SOUTHWICK — Six eighth graders face criminal charges, an elected official asked a School Committee member to resign, the town is looking at writing a formal DEI policy and administrators uncovered racist graffiti as Southwick Regional School continues to reel from racial incidents in February.
Hampden County District Attorney Anthony Gulluni announced March 14 that six teens who attend Southwick Regional School are being charged with crimes for their roles in a mock “slave auction” conducted late on Feb. 8 and into the morning of Feb. 9 on the social media app Snapchat, in which fellow SRS students were treated as chattel.
The alleged criminals are aged 13-14. Gulluni said because they are all minors, he cannot identify them or provide additional details, including their races. All six are charged with threatening to commit a crime. Two are additionally charged with felony interference with civil rights, and one of those faces a third charge, witness interference.
Gulluni said if any of the students are found to be “delinquent” during the adjudication process, they could be committed to the Department of Youth Services. The students could also be sentenced to probation.
According to Gulluni, when school administrators learned of the auction on Feb. 9, they alerted the Southwick Police Department and Gulluni’s office, and began an internal investigation that was completed Feb. 16. Citing privacy concerns, the Southwick-Tolland-Granville Regional School District didn’t publicly announce if any students had been disciplined once the investigation was completed.
However, Gulluni said that on Feb. 12, “after a review by school personnel,” several students, including those charged, were immediately suspended as an “emergency removal” from SRS. Gulluni added that once the school district completed its investigation, several students were suspended, including two for 25 days and one for 45 days.
Allyson Lopez, the mother of one of the victims, applauded Gulluni’s decision to prosecute the six students, and said she continued to be dissatisfied with the schools’ response. Lopez also said her daughter had been called the N-word by students at school.
She said the problem is deeper than one or two incidents: “It is evident that they have failed miserably in the past to adequately address and confront these issues, allowing them to fester and culminate in the abhorrent behavior we have witnessed,” Lopez said.
Resignation request
Select Board member Jason Perron sent a letter to School Superintendent Jennifer Willard and School Committee Chair Robert Stevenson asking for the School Committee to ask committee member Desiree Melloni to resign if her child was involved in the mock slave auction. Perron said he was writing as a Southwick resident, not as a town official.
During the committee meeting March 5 — its first meeting since the February incident was reported publicly — a parent of two students in the district said she knew that one of the School Committee members at the meeting had a child who was involved in the incident. Members of the audience asked the speaker to point out who it was. She didn’t.

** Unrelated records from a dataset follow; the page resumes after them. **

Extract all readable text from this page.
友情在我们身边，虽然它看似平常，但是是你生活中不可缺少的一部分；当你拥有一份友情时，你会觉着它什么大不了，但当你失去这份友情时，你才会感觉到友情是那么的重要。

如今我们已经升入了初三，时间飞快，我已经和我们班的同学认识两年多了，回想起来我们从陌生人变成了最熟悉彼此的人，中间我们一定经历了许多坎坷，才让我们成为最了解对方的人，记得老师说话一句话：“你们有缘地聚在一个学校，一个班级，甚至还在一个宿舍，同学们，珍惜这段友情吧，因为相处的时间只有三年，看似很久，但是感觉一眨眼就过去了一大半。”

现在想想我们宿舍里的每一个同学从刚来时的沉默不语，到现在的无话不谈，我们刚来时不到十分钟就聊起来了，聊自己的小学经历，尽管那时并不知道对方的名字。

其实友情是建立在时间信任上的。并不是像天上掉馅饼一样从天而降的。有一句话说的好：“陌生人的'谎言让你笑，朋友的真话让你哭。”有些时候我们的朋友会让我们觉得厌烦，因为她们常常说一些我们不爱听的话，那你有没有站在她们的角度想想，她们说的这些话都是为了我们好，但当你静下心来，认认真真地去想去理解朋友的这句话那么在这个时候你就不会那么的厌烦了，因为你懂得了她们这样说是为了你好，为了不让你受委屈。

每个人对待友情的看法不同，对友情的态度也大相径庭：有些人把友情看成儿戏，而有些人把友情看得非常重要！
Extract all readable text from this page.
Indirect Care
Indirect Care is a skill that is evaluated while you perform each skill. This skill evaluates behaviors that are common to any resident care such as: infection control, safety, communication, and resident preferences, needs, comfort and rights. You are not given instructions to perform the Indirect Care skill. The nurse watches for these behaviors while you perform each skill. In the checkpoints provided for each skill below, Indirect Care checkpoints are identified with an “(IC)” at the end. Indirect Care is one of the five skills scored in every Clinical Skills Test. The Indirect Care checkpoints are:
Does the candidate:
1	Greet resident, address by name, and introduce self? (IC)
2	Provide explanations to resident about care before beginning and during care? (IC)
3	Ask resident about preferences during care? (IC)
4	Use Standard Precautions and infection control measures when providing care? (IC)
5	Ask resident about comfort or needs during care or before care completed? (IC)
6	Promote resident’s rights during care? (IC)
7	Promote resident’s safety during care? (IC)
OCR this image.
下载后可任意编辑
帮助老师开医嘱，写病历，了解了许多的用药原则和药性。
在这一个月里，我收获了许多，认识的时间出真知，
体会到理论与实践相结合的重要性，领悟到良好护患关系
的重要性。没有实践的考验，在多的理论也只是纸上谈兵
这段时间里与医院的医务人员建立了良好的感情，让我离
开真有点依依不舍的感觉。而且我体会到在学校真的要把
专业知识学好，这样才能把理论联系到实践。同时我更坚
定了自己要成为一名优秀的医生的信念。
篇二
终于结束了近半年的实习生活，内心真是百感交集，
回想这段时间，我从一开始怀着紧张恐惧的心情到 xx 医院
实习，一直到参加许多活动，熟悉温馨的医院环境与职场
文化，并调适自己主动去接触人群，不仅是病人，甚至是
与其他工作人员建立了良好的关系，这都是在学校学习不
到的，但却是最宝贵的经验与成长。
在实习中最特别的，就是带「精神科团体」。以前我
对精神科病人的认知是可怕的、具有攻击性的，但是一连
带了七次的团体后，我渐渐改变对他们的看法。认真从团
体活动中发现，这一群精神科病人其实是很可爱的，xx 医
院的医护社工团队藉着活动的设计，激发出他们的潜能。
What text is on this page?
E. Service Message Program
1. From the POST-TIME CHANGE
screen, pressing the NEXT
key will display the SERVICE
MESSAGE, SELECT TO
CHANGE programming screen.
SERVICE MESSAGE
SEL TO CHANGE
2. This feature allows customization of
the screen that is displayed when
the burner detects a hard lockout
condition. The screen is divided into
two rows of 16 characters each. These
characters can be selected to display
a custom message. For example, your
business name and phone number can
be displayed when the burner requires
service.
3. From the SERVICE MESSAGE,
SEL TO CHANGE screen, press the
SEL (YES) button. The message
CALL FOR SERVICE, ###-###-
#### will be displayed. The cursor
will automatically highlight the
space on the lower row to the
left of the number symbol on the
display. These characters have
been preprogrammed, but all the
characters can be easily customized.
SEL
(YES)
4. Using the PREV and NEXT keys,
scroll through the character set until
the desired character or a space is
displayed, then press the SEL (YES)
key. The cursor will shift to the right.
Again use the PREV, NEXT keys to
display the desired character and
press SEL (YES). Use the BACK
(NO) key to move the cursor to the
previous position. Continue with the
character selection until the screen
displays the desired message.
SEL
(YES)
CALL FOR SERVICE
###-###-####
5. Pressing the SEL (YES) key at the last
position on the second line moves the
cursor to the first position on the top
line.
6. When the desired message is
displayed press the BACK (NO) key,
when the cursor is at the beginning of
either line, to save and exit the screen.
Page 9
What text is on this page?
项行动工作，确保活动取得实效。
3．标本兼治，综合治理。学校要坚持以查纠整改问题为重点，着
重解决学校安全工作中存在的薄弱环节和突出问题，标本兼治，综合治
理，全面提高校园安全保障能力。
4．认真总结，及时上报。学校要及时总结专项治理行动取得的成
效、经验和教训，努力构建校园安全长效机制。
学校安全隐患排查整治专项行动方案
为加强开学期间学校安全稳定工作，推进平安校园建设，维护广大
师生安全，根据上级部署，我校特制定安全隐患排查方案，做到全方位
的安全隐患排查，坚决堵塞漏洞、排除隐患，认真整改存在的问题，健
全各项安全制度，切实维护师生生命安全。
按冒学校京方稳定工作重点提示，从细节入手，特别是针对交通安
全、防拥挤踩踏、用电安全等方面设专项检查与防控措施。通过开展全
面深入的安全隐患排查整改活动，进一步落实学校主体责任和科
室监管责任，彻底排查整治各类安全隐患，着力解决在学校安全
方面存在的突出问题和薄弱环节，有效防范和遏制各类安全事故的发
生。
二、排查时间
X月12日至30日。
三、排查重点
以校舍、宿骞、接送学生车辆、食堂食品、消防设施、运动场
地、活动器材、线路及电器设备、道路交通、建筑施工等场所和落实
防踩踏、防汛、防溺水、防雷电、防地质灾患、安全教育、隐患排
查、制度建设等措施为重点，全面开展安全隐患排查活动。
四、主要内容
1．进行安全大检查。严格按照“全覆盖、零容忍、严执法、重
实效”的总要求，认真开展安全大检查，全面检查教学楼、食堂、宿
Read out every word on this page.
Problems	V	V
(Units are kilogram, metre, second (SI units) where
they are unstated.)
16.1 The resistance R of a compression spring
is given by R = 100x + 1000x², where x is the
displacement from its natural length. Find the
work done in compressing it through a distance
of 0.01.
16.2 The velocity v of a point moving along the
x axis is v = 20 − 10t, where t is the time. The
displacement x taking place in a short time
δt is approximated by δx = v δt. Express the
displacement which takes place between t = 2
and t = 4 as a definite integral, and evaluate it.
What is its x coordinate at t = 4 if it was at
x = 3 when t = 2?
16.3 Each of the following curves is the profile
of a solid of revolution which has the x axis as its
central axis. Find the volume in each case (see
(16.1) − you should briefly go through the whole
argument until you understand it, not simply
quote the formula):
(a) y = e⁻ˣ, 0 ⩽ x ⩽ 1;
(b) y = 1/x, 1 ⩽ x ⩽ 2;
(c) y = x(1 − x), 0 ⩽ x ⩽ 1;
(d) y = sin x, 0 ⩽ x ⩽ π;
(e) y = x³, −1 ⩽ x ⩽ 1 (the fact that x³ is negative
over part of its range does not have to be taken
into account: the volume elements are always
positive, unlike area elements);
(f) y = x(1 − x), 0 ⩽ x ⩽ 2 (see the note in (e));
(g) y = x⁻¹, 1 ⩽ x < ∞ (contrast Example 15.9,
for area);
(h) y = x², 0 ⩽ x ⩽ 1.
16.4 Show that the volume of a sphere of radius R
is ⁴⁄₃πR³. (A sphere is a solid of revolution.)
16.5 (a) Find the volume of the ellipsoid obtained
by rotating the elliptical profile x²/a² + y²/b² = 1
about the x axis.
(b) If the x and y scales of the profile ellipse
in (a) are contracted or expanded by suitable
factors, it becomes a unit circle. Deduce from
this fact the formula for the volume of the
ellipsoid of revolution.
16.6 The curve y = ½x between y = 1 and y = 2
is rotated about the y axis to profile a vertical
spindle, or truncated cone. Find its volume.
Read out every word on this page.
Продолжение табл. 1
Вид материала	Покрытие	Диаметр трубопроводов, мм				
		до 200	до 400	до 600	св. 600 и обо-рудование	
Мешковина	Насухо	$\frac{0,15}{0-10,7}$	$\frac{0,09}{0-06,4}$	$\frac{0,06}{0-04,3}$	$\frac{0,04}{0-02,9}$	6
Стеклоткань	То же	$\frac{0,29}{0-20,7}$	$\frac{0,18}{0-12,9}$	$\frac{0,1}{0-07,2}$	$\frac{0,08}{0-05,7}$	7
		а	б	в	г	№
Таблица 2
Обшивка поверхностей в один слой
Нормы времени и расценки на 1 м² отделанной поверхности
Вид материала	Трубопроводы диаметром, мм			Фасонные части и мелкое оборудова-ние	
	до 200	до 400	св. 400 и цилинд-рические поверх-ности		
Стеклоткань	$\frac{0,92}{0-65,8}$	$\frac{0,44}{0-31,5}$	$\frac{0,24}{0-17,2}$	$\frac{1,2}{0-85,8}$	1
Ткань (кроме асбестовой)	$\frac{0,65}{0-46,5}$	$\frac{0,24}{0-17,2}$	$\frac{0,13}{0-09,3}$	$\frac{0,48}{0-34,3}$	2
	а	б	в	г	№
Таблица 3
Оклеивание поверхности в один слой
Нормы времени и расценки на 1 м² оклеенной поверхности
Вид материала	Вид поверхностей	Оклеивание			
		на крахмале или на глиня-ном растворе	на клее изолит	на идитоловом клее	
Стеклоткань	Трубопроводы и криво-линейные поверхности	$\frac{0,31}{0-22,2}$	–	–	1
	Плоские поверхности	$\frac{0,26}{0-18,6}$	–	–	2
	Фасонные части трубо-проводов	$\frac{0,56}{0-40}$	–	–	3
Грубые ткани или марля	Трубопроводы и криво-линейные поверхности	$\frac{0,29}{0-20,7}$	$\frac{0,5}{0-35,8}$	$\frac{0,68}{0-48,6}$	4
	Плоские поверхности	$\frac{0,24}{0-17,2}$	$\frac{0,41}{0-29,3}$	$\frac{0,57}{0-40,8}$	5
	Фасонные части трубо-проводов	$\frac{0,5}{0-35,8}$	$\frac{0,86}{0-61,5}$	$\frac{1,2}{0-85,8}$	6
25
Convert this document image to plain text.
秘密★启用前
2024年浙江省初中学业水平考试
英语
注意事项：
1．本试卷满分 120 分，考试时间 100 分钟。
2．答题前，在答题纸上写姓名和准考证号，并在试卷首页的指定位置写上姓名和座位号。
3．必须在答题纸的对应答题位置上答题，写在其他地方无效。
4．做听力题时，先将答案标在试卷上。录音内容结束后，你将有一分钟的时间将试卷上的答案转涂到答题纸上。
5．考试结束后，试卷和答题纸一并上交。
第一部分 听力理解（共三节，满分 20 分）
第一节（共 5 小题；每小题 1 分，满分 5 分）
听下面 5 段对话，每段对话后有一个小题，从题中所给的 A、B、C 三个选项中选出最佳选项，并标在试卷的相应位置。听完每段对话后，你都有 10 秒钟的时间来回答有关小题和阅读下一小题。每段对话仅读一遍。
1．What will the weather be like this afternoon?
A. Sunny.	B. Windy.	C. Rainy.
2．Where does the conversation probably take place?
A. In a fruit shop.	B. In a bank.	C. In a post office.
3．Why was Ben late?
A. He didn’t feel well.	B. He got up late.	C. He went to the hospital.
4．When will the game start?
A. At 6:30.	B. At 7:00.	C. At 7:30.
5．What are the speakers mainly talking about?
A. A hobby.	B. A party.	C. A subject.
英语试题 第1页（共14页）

On March 14, Greater Springfield NAACP President Talbert Swan II named Melloni as the official whose child was “one of the students involved” in the racial incident.
When Stevenson was asked the next day if that was true, he said no.
“Her son was not one of those charged by the district attorney. Based on that information, I’m not looking for anyone to resign,” he said.
Reminder Publishing sent an email to Melloni asking if she wanted to address the comments by Swan and Perron, and if she was considering stepping down. She did not reply by press time. Melloni was appointed to the School Committee in August 2022 to fill a mid-term vacancy. Her current term runs until the town election in May 2025.
DEI initiative
The Southwick Select Board on March 11 agreed to have Perron draft a comprehensive diversity, equity and inclusion initiative policy for the town.
“This is too important. We need to come up with some type of plan. I don’t want to see these problems come up again,” Perron said.
Select Board member Diane Gale asked if it would instead make more sense to work with the school district’s anti-bullying efforts in response to the February incidents. Perron said he wanted the town government to lead its own community action.
“The school has stuck their head in the sand for too long,” Perron said. “I don’t feel it’s their lead at all. … It’s a town issue.”
Perron will write a draft policy and bring it back to the full Select Board, which will then debate how to proceed.
Graffiti found
On March 14, Willard let SRS parents and guardians know that another racial incident had occurred.
“I am completely disheartened that I must so quickly address an issue of racism in our community,” Willard said in the email. “The district was made aware of racist language written on a bathroom wall.”
Willard was not available by press time to give further details on what was found. She wrote in the email to parents that the incident is under investigation and the police have been notified.
Stevenson confirmed that the matter was being investigated and taken seriously.
“This behavior will not be tolerated, and we will do what we can to determine what happened and take action, accordingly,” Stevenson said on March 15.